Section 536.087.1 authorizes an agency to award “reasonable fees and expenses” to a party
prevailing in an agency proceeding brought by or against the State if it is determined that the
12
position of the State was not substantially justified or that special circumstances make an award
unjust. “Reasonable fees and expenses” includes reasonable attorney’s fees:
The amount of fees awarded as reasonable fees and expenses shall be based upon
prevailing market rates for the kind and quality of the services furnished, except
that . . . attorney fees shall not be awarded in excess of seventy-five dollars per hour
unless the court determines that a special factor, such as the limited availability of
qualified attorneys for the proceedings involved, justifies a higher fee[.]
§ 536.085(4).

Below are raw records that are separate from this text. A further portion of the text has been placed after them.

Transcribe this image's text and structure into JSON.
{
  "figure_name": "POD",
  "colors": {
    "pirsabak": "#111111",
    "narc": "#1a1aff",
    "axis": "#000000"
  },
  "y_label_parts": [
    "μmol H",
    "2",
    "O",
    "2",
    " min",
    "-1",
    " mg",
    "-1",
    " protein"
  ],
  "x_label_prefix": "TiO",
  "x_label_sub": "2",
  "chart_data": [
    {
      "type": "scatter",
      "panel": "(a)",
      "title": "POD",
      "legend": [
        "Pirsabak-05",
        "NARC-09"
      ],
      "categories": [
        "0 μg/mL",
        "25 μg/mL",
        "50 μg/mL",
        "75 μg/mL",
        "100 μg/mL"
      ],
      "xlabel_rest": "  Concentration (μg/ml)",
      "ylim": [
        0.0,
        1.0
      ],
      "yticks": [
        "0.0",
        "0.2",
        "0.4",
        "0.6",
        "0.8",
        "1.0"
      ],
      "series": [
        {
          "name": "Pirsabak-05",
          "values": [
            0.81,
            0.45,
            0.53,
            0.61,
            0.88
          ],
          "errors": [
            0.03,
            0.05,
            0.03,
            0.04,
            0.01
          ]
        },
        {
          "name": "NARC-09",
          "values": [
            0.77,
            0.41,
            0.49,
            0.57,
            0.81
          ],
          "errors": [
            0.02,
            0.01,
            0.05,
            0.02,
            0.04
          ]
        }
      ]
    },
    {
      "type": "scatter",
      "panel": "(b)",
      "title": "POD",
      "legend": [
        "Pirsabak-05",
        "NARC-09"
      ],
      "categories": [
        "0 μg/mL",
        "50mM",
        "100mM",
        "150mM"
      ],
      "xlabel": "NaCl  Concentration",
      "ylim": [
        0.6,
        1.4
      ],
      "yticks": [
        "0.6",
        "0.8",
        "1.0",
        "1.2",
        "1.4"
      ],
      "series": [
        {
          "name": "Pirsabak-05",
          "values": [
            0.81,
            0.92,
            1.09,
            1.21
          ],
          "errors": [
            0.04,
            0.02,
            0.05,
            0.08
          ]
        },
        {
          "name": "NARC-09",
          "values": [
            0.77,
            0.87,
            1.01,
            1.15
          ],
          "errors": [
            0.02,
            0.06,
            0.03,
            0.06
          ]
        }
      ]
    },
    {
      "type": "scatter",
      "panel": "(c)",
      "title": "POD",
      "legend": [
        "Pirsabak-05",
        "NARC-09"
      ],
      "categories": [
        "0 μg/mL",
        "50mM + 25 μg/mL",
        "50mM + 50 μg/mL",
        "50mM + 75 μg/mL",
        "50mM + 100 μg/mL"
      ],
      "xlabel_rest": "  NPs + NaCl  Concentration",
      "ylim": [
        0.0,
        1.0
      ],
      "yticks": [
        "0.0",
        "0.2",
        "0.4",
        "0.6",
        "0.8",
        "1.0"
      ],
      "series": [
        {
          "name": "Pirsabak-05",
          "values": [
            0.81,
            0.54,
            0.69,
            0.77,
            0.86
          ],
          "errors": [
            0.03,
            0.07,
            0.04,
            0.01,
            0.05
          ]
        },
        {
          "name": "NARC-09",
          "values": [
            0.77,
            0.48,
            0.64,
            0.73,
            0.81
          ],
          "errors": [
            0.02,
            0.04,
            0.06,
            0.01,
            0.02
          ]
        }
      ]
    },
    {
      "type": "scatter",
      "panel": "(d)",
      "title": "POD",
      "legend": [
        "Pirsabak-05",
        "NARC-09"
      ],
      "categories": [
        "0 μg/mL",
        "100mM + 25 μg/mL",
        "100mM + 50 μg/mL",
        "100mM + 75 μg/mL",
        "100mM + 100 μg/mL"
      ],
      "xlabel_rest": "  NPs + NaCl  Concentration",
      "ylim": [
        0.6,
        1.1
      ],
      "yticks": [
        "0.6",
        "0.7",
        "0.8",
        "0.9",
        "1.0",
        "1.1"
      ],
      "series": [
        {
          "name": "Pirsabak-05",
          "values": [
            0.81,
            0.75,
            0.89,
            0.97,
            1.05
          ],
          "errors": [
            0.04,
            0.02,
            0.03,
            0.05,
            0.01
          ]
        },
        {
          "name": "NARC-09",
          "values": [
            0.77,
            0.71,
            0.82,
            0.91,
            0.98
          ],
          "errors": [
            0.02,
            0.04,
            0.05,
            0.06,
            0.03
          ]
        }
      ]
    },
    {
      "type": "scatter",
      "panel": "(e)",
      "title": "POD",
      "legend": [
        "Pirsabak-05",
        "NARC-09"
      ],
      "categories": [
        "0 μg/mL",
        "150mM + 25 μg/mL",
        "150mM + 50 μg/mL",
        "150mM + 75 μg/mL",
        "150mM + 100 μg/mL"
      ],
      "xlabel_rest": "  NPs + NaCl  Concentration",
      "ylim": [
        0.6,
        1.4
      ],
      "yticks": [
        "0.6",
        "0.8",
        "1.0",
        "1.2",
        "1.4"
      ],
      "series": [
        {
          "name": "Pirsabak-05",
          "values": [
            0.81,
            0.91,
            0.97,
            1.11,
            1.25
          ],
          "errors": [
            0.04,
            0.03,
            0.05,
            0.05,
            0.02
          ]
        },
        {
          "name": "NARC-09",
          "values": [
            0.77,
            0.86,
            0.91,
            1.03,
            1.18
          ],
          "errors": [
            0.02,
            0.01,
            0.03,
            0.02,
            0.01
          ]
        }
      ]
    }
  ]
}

In the absence of statutory authorization, Guthrie would be responsible for all of
her own attorney’s fees; here, however, she is authorized by statute to recover attorney’s fees that
she would not otherwise be entitled to under the American Rule—though the fees authorized by
statute are capped, perhaps recognizing the balancing act between the American Rule and an effort
to assist merit-based government employees in the representation of their employment rights
through the merit system administrative appeal process. Thus, the statutory cap on attorney’s fees
does not violate any of Guthrie’s federal or state constitutional rights of due process; rather, the
statute promotes the exercise of due process rights in the context of a merit system employee.
Point II is denied.
Conclusion
The judgment of the circuit court is reversed, and the decision of the AHC is reinstated.
Mark D. Pfeiffer, Chief Judge
Victor C. Howard and Gary D. Witt, Judges, concur.